Lydia et Allison était dos à dos, attachée l'une contre l'autre. Un grand morceau de scotch gris les empêchait de parler. Un hématome se formait autour de l'œil droit de la chasseuse et les deux filles avaient les cheveux en bataille. Elles n'avaient pas dû se laisser faire lorsque les adversaires étaient venus les chercher dans le complexe.

Lydia pleurait silencieusement. De longues traînées noires de mascara partaient du coin des yeux de la jeune rousse et disparaissaient sous le scotch qui lui barrait la bouche. Allison tentait de rester impassible, sûrement par fierté, mais ses yeux brillaient de peur.
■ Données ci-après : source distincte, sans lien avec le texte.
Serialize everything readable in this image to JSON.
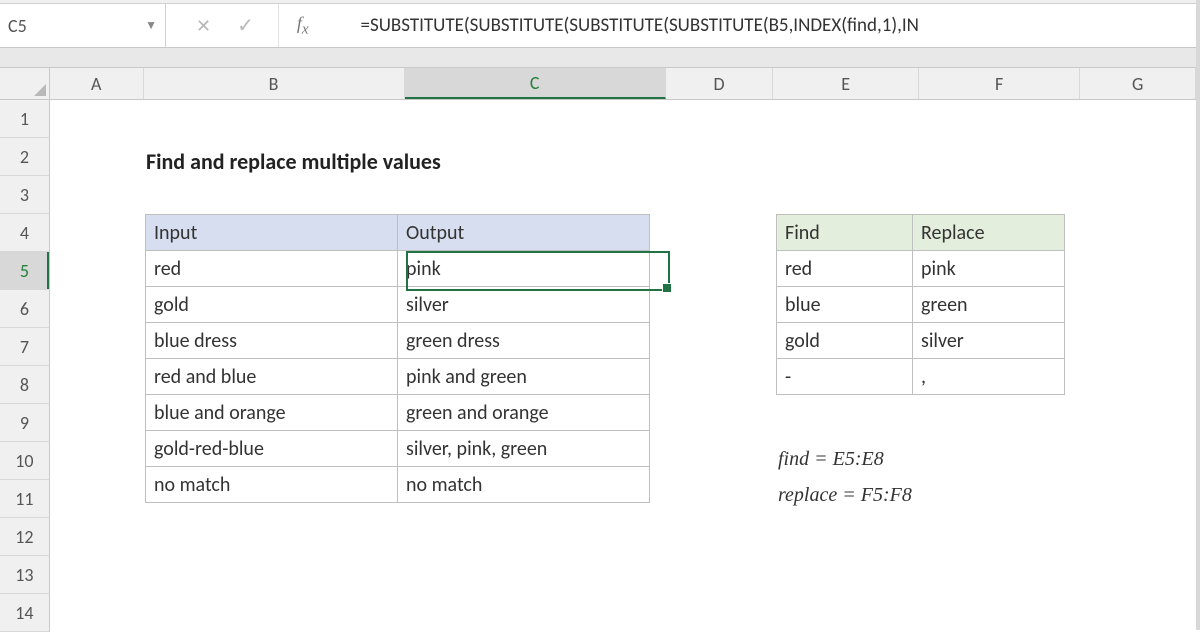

Stiles se sentit découragé. Que pouvait-il faire ? Leurs ennemis étaient nombreux et bien entraînés. Ils avaient réussi à mettre en déroute la meute de Derek, alors que les loups garous savaient se défendre. Que pouvait bien faire un gamin de seize ans contre ces hommes armés de fusils d'assaut ?

Le jeune garçon réfléchit aux différentes possibilités qui s'offraient à lui.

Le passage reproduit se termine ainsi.